Here he is in “Devotion,” kicking off the movie with an entrance that’s pure cocksure, smirking golden boy, a replay of his earlier role as Jake “Hangman” Seresin in “Top Gun: Maverick.”

‘Devotion’

Untitled

Columbia Pictures presents a film directed by J.D. Dillard and written by Jake Crane and Jonathan A.H. Stewart, based on the book by Adam Makos. Rated PG-13 (for strong language, some war action/violence and smoking). Running time: 139 minutes. Now showing at local theaters.

But this time the year is 1950, and Powell’s swaggering Lt. Tom Hudner is not the hero. The real star of “Devotion” is Ensign Jesse Brown, the first African American to complete Navy flight training. He’s played superbly and deeply by Jonathan Majors. So why is Powell so front and center?

The film is perhaps not what you were expecting. It is not an action thrill ride, a “Top Gun” set in Korea. There is no “Highway to the Danger Zone.” It is, rather, a quiet portrait of an airman over the course of a year, and, to be honest, it’s really not so much about him as about the notion of allyship.

Based on the book by the same name by Adam Makos, “Devotion” is assuredly directed by J.D. Dillard, who skillfully mixes shots in tight quarters with excellent aerial combat sequences. The script by Jake Crane and Jonathan A.H. Stewart is a slow-burning affair that will have audiences tugging at the leash.

It’s not a typical biopic with lots of flashbacks. In fact, there are none. We meet a gruff Brown after he has endured all manner of racism — hazed, bullied and forced to repeat Navy tests multiple times. His commanding officer refused to pin his lapel wings at graduation. Such experiences he reveals in off-hand comments. He has written every slur and demeaning putdown he has been told and repeats them in a mirror for motivation.

Once Brown returns nightly to his wife and baby daughter, the grimness dissolves. In the domestic sphere, he is a doting father and loving husband. The bond he shares with wife Daisy (better than wonderful Christina Jackson) is the rock-hard earth that allows him to soar. “Play nice,” his wife tells him.

The rest of the cast includes a nifty but small part for Joe Jonas, showing lots of charismatic promise, and Thomas Sadoski as the aviator’s commanding officer. He plays it like a cool assistant professor at night school who is likely to turn his seat backward during a lecture to “rap with the kids.”

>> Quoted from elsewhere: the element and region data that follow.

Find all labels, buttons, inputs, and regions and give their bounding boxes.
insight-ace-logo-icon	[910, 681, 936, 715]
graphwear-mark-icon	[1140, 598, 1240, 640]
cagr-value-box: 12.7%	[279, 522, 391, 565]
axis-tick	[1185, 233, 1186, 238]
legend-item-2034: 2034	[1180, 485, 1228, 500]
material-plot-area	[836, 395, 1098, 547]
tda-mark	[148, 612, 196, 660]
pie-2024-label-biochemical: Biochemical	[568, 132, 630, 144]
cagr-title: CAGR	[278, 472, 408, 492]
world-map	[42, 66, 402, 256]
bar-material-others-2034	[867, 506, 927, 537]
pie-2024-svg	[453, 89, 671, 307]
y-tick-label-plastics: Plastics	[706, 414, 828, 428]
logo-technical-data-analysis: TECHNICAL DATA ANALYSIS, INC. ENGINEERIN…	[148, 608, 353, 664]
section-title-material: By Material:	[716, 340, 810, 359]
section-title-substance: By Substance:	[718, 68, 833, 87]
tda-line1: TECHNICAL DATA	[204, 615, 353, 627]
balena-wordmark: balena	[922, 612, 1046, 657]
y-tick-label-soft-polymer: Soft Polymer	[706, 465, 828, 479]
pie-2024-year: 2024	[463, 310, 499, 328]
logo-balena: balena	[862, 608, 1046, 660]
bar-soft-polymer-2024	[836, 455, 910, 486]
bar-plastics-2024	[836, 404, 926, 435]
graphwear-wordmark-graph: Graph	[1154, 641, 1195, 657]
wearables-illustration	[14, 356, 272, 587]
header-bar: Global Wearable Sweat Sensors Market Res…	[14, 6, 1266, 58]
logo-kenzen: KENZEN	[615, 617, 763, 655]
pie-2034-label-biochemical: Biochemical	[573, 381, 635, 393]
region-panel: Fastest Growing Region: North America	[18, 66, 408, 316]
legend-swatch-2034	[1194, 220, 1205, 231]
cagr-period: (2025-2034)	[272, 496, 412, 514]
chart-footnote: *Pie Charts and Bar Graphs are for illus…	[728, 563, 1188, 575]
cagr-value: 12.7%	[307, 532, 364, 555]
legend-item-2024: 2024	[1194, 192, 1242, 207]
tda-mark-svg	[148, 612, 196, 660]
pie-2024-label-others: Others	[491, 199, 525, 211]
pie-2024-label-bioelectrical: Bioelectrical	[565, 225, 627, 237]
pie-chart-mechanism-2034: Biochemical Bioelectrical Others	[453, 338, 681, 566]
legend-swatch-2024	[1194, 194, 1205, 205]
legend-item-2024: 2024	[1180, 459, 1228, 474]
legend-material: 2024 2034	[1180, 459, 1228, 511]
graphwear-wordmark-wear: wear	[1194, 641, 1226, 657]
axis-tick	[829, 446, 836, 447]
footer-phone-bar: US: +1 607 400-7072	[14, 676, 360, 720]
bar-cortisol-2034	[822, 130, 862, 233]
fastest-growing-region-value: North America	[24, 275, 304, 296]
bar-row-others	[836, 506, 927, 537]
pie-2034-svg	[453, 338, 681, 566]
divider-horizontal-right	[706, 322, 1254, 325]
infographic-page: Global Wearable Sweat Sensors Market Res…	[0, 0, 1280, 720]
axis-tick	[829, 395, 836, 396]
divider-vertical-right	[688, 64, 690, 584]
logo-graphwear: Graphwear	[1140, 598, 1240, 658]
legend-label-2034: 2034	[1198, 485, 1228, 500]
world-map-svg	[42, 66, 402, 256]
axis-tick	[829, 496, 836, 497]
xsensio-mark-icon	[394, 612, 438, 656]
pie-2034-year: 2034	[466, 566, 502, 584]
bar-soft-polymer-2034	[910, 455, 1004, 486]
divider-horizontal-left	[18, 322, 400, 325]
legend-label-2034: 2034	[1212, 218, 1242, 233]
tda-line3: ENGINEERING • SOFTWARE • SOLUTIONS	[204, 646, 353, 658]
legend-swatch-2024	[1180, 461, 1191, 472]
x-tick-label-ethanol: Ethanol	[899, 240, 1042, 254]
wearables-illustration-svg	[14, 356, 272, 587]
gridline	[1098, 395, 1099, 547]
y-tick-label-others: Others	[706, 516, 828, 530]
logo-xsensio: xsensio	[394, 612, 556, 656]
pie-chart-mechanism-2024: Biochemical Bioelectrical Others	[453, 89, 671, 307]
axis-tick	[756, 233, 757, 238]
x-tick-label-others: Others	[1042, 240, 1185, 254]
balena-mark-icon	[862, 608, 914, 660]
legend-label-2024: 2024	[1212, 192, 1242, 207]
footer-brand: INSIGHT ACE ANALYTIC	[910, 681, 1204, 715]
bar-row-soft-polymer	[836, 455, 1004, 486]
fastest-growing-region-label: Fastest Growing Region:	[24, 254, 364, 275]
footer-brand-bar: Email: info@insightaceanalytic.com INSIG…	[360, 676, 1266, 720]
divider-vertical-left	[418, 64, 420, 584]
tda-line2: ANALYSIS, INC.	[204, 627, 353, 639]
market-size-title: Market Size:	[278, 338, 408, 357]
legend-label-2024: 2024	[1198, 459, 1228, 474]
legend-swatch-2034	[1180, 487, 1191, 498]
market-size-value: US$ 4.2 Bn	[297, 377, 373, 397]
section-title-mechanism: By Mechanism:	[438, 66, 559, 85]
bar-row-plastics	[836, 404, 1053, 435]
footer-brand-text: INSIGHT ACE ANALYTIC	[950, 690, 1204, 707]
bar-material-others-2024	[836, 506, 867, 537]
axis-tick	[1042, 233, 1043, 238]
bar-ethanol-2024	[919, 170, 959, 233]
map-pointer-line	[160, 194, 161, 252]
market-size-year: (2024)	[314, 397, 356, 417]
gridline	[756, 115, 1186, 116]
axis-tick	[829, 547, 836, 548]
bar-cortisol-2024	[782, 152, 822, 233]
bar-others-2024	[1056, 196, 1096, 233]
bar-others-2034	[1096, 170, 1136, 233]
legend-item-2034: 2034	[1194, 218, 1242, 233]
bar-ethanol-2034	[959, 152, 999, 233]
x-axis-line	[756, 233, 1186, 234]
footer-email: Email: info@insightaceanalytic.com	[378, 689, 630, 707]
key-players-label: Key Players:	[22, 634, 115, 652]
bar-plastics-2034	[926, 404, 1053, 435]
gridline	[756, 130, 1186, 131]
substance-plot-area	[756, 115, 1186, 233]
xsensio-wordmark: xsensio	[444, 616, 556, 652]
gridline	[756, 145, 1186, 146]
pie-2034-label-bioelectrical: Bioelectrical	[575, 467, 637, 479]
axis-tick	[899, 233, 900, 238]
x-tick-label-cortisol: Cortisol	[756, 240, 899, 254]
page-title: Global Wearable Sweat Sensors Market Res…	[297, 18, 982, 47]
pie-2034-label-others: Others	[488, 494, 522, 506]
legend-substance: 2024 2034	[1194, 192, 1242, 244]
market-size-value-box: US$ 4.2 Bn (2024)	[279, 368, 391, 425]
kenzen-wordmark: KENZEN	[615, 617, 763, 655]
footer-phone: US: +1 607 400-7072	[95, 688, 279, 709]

A tentative friendship blooms between Brown and Hudner, who sees in the Black airman a striving pilot and an admirable man. Both long for combat, having learned to fly in the years after World War II just as the Korean conflict is heating up. They both learn to wrestle with the Vought F4U-4 Corsair, a temperamental fighter aircraft.

Hudner’s fondness for Brown has a condescending flavor, though he wouldn’t admit it. The white pilot is always ready to jump to his Black friend’s defense, be it a stare-down with intolerant U.S. soldiers or fussy French waiters. He’s the first to throw a punch, even when Brown wasn’t looking for violence. “I can fight my own fights. Been doing it for a long time,” Brown tells his wingman.

And that’s when the film gets interesting (although things get a little surreal when their carrier docks in Cannes and the aviators somehow meet up with Elizabeth Taylor). This lesson of how to be an ally for diversity comes into sharper focus as the film progresses. It is Hudner who needs to evolve his thinking. It is why Hudner is so prominent in a film about a Black pioneer.

When a group of Black sailors — who have come out on deck to cheer Brown landing his plane on the carrier — approach him with a Rolex gift to say how proud he makes them, one says: “We see you.” But Hudner also needs to see him. Not through white savior lenses but as a man. “It was never your job to save Jesse,” Brown’s wife tells him.

Ultimately, this is a weird way to honor a man who would posthumously receive the Distinguished Flying Cross, the Air Medal and the Purple Heart. In many ways, framing his heroics beside a white wingman undermines the singularity of Brown. Even the film’s poster — with both actors’ pictures equally large — gives a false equivalency. This hero didn’t need any help.